Im Stuttgarter Gemeinderat schafft die AfD es nicht, sich mit ihren Anträgen durchzusetzen. Das liegt weniger an der konservativen Partei als an der ökosozialen Mehrheit. Es ist keine Seltenheit, dass CDU- und AfD-Stadträt:innen im Rat und in Ausschüssen bei Abstimmungen zusammen die Hände heben. Im Juli 2023, nachdem Merz auf Twitter sich gegen eine Zusammenarbeit mit der AfD auf kommunaler Ebene ausgesprochen hatte, bedauerte dies der Stuttgarter CDU-Fraktionschef Alexander Kotz ausdrücklich. Sollte "eine vernünftige Idee der AfD" die Stadt voranbringen, werde seine Fraktion dem zustimmen.
Mit Vernunft oder gar Anstand ist bei der AfD-Gemeinderatsfraktion aber nicht weit her. Erst vergangene Woche führte sie im Gemeinderat ein "Kasperletheater" auf, wie es Hannes Rockenbauch (SÖS) nannte. Es ging um die Neubesetzung in städtischen Aufsichtsräten, nachdem Luigi Pantisano (Linke) und Simone Fischer (Grüne) in den Bundestag gewählt worden sind und deshalb aus dem Gemeinderat ausschieden. Dass Vertreter:innen der Linken, der Grünen und der SPD ihre Mehrheit nutzen, um AfD-Stadträte in den Aufsichtsräten zu verhindern, nennt AfD-Stadtrat Michael Mayer "mindestens faschistoid" und spricht von einem "Ansatz zu totalitärem Denken". Kotz stört sich an solchen diffamierenden Äußerungen nicht, erklärt vielmehr, er wolle gerne mit Vertretern der AfD in Aufsichtsräten diskutieren.
Und als es in einem folgenden Tagesordnungspunkt um den Bau von neuen Flüchtlingsunterkünften geht – schließlich ist die Unterbringung von Geflüchteten kommunale Pflichtaufgabe und rund 2.300 sind derzeit in Notunterkünften einquartiert –, lässt es sich AfD-Stadtrat Thomas Rosspacher nicht nehmen, wieder gegen die Schwächsten zu wettern. Er spricht von "Bauvorhaben für Einwanderer", die "angeben, auf der Flucht zu sein" und kritisiert hohe Kosten, die "durch die ungebremste und illegale Einwanderung entstehen". Er fordert das Prinzip der Konnexität einzuhalten: Wenn das Land von der Kommune verlangt, die Geflüchteten unterzubringen, müsse es dafür auch die Mittel stellen.
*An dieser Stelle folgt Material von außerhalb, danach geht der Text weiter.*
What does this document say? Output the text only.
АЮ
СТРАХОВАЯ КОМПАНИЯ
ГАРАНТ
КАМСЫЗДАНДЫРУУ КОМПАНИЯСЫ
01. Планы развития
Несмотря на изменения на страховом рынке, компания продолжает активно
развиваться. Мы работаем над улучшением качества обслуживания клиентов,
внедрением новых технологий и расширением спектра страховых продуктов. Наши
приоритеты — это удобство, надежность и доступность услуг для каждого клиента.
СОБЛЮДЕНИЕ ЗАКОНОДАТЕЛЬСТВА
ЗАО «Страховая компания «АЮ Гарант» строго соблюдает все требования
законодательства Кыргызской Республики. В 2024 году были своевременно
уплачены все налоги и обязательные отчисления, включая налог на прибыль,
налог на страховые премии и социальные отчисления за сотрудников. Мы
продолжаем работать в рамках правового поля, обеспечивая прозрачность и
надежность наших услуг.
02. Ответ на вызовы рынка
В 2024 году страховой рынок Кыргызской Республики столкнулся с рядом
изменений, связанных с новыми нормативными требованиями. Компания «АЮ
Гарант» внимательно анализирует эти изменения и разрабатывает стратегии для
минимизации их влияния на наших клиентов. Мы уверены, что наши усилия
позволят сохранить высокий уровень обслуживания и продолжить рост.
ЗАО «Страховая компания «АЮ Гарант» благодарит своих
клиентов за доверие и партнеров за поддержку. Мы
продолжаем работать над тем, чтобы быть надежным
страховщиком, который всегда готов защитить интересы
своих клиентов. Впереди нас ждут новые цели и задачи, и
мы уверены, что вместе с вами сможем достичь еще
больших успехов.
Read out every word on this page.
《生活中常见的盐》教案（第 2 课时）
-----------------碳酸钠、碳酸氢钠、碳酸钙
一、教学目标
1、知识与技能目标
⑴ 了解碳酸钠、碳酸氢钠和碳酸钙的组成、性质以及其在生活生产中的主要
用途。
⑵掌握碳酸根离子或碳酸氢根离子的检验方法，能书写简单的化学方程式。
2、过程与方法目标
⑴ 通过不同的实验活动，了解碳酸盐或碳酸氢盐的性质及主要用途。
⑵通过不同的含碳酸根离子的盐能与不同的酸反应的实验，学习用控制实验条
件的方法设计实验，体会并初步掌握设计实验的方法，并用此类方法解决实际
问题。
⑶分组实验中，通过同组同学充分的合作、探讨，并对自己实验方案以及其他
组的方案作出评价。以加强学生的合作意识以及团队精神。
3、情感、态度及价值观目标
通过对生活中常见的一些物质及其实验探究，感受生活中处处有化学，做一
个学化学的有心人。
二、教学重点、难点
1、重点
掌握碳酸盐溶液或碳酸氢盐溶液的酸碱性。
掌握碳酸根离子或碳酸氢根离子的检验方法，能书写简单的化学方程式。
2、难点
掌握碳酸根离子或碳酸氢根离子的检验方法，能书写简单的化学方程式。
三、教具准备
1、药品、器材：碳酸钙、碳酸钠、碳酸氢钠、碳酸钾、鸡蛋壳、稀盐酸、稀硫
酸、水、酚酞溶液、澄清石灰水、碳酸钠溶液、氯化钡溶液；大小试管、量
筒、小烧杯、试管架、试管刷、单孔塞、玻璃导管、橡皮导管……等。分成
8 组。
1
Und er tobt: "Ausreisepflichtige müssen ausreisen!" Die Verwaltung solle geltendes Recht umsetzen und zuerst an "ihre eigenen Bürger" denken. Am Ende stimmt der Gemeinderat mit knapper Mehrheit für den Bau der neuen Unterkünfte. AfD und CDU stimmen geschlossen dagegen. So weit klafft die Lücke zwischen Theorie und Praxis.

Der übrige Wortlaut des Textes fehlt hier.